Origins of a collaboration
by Elizabeth A. Dolan and Ahmed Idrissi Alami
The authors of “Muhammad Kabā Saghanughu’s Arabic Address on the Occasion of Emancipation in Jamaica” (William and Mary Quarterly, April 2019) discuss how they came to collaborate on the piece.
Beth:
Our collaborative journey began with an unexpected find. I’d traveled to the Public Record Office of Northern Ireland in Belfast to read Sir Lionel Smith’s family papers. The archive included personal items such as a clipping of his wife’s hair that his children had saved, and his daughter’s natural history sketchbook. It also contained a document identified by the archive as “Letter (in Arabic, with accompanying translation) from a grateful, 90-year-old, released slave to Sir Lionel Smith, Governor of Jamaica, 1838.” Although the archive identified the author as Robert Peart, we later learned that he was known to scholars as Muhammad Kabā Saganughu.

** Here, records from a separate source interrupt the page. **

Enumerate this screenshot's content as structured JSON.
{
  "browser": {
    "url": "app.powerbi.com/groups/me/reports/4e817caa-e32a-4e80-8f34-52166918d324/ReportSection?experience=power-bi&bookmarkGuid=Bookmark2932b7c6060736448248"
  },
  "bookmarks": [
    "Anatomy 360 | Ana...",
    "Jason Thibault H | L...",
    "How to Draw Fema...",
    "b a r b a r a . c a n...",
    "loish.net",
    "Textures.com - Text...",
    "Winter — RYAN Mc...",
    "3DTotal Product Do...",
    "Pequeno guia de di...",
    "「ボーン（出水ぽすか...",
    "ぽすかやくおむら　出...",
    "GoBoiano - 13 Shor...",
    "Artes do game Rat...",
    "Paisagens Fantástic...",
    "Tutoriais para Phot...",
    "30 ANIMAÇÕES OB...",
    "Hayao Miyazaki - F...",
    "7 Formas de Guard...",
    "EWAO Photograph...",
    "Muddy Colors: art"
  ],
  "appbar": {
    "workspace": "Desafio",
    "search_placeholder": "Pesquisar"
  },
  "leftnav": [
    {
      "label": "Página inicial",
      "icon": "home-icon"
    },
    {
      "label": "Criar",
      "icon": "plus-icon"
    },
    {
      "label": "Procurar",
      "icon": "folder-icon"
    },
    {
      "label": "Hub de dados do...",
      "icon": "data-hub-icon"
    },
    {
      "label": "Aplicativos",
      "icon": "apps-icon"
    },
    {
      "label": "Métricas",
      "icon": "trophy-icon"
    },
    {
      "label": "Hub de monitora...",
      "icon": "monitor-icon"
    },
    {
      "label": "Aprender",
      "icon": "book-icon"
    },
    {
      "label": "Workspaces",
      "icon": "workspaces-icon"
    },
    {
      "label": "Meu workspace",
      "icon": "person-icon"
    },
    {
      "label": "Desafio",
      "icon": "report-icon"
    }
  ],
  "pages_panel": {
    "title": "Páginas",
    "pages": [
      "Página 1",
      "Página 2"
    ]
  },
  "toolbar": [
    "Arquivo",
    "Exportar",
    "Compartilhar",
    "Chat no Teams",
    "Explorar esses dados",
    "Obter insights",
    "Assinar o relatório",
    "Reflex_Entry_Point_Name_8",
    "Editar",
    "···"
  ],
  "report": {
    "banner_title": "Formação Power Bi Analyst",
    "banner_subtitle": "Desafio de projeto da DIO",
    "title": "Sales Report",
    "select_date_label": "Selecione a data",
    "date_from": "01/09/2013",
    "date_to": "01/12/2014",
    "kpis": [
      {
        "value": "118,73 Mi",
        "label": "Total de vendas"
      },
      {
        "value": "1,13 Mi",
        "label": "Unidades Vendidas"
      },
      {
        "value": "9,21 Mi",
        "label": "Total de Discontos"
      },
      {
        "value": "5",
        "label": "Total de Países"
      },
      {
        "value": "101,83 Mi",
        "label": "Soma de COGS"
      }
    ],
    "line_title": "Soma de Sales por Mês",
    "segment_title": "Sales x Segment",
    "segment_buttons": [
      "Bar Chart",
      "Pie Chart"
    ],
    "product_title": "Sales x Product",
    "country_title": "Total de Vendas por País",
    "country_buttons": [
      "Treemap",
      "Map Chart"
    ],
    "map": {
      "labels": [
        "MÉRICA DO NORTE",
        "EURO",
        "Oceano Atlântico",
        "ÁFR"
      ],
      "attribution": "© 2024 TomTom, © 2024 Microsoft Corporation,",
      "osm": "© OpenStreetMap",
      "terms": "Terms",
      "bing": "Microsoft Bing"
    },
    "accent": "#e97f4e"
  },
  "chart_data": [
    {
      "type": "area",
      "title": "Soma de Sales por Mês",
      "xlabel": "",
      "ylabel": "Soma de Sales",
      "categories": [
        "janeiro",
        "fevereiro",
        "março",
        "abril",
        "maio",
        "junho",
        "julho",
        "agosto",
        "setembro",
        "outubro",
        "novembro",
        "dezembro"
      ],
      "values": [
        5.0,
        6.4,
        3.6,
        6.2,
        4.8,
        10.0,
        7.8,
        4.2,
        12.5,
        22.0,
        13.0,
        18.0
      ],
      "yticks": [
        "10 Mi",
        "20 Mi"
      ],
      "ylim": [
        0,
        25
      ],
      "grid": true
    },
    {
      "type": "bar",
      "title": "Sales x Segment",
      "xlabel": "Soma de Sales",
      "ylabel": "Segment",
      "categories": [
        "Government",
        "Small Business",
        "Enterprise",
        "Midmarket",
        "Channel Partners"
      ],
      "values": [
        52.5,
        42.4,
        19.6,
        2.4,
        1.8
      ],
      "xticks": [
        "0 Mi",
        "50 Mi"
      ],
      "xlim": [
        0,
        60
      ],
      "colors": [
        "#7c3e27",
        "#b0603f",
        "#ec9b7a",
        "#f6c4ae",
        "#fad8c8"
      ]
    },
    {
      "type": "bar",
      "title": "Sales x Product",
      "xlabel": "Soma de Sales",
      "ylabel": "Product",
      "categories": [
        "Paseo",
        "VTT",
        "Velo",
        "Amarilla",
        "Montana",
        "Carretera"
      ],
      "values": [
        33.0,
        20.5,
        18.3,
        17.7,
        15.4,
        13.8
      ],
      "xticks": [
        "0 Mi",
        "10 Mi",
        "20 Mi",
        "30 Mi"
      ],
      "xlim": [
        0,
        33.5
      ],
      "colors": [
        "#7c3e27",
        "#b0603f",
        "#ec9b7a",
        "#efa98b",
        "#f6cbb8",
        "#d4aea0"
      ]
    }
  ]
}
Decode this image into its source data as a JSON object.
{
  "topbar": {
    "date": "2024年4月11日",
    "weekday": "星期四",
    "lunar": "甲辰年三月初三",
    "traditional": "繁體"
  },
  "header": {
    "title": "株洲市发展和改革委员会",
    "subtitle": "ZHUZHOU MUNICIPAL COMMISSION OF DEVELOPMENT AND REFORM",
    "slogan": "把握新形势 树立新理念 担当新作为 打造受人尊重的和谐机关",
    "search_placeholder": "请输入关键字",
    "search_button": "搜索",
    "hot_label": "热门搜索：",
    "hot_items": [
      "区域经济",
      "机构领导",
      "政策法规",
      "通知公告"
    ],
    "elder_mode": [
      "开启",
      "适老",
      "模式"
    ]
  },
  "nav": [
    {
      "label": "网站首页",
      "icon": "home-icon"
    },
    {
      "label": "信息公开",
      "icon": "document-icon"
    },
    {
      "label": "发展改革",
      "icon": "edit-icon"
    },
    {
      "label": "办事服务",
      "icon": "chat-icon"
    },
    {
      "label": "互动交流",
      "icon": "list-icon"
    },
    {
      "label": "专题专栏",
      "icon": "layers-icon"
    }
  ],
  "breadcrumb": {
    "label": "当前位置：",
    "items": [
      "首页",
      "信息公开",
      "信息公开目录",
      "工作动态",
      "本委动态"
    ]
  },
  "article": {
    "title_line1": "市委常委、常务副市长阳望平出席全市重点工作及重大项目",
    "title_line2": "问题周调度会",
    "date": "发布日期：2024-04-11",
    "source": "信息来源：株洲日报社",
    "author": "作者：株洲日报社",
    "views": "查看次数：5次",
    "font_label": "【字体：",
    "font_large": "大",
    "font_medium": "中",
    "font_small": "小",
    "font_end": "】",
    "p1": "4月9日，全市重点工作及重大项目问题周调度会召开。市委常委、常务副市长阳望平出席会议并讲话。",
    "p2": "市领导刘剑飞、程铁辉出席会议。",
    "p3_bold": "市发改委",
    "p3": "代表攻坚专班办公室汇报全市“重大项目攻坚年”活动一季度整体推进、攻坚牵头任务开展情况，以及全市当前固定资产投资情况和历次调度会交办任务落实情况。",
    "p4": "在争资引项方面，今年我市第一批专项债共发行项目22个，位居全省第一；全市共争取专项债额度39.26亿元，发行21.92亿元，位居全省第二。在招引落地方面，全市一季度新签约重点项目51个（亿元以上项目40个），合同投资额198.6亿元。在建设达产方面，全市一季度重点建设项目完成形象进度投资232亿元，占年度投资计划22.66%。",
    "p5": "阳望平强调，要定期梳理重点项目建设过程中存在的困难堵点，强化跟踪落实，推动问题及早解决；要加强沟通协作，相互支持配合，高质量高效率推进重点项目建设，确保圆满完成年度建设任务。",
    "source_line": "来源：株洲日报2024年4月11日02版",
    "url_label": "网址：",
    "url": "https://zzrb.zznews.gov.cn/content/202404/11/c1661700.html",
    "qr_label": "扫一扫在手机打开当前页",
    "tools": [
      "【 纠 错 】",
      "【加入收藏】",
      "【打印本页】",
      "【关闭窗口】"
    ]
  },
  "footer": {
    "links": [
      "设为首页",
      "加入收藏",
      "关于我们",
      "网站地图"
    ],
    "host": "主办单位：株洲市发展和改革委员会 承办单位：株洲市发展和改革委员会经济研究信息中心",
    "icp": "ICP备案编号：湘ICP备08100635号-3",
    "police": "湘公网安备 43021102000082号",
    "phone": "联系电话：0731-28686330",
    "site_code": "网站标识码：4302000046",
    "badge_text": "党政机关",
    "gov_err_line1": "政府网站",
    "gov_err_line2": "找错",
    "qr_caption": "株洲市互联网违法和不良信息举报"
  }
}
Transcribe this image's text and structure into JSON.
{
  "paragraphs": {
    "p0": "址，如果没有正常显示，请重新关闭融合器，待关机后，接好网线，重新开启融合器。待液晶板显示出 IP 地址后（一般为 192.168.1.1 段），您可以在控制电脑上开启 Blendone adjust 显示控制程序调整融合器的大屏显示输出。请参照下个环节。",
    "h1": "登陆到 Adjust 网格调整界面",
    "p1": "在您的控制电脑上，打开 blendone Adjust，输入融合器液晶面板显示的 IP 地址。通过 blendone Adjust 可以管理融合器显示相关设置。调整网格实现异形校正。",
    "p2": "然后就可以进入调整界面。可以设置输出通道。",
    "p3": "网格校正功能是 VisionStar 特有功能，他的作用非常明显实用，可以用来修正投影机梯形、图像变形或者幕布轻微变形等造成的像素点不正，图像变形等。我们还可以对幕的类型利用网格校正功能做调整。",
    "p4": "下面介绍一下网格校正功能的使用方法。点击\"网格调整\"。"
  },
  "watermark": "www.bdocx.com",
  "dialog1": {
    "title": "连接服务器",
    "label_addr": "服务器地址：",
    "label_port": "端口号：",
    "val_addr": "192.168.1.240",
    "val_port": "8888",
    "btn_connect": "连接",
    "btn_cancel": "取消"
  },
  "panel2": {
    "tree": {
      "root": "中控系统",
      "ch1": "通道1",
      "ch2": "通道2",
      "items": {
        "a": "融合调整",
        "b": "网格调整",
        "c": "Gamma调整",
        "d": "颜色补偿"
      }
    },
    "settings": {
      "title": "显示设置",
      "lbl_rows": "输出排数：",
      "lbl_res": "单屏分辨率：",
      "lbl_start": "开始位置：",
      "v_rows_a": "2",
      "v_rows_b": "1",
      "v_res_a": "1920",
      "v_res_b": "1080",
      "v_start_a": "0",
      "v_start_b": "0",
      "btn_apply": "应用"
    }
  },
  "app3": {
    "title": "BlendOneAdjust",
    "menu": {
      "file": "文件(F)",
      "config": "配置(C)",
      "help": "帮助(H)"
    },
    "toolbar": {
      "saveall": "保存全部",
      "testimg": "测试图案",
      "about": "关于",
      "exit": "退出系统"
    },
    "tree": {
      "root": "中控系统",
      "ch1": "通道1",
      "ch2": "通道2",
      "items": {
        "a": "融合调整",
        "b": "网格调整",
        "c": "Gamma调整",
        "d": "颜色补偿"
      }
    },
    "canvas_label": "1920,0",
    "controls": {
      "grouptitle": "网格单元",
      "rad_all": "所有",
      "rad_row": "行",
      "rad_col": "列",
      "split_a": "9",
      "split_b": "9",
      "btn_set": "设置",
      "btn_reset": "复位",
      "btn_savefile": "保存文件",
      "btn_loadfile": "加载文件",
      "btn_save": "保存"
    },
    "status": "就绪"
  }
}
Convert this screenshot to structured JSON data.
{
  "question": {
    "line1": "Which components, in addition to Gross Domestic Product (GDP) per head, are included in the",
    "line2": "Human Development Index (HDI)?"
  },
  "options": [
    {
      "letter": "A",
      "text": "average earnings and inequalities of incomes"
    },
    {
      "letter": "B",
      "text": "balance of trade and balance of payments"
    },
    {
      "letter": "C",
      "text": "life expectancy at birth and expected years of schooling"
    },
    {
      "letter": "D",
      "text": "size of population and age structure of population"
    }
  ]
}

I wanted to know more about the author, but needed a collaborator who could read Arabic. I wanted to compare the translation taped to the document with the words written by Robert Peart. Luckily, a fellow Romanticist at Purdue recommended her colleague Ahmed, an expert in nineteenth-century Arabic travel literature. I sent him a scan of the document along with all I knew about it at that point.
Ahmed:
When I received the document, I realized that everything about it was unique. Although written in Arabic script, the document did not make sense in Arabic language. Except for the first name of the author, Muhammad, the other words of the address seem to be renditions of English in Arabic script. As I embarked on comparing the English translation with the original, I realized that there were some inconstancies and differences between the two versions. Deciphering the inflections and cursive turns of the author’s handwriting made the reading of the Arabic address for a long time seem like cracking a secret code.
Beth:
We began meeting by Skype to discuss the document. Our process was to record all the questions that it raised for us—Who was Robert Peart? What was his history? What were the circumstances in which he wrote the address? Where there other addresses? Does the printed translation affixed to the archival document match the actual text? Ahmed and I split up the questions and kept a record of the answers as we found them as well as additional questions that arose. I worked on historical context and Ahmed worked on translating the address.
Ahmed:
The translation of this document was challenging yet exciting. The English version taped to the document was helpful but we realized that there were variations between the two versions and some words in the original document were missing from the English version. It took me several weeks before I was able to piece together these words by comparing the unique writing style of the author with the missing words. Words such as “Africa” and “chainhood” in the body and the reference to the “end of torture” at the end proved key for the interpretation of the document.
Beth:
Before Ahmed translated the address, he found an article in the Boston-based abolitionist newspaper, the Liberator that described the event at which Peart/Kabā Saghanughu delivered the address—a celebration of emancipation in Manchester parish, Jamaica. We learned that other addresses were delivered at the event, leading to a new question—how did Kabā Saghanughu’s address compare to others from that historical moment in Jamaica? That lead me back to Smith’s letters to the Colonial Office at the National Archive, Kew, London, where I reread all of Smith’s letters from the period of emancipation, paying close attention to the other nine addresses that he sent back to England. Because it was in Arabic script, we knew the address was exceptional. The comparison to other addresses further emphasized its unusual character.
Beth:
As we discovered more about the author, a portrait of a deeply intelligent and canny man emerged. Our different areas of expertise—mine in the literature and history of England and the West Indies, and Ahmed’s in Arabic literature and Islamic history—formed the bedrock of our collaboration. But our shared fascination with and admiration for Kabā Saghanughu was the true joy of the collaboration. Kabā Saghanughu was a remarkable man and it was an honor to spend time with his words.
Ahmed:
This collaboration was an exciting journey in which we were on an amazing quest to recover the subtle voice and unique character of a resilient and intelligent person. Engaging with the document provided an opportunity to get to know Kabā Saghanughu and share his testimony.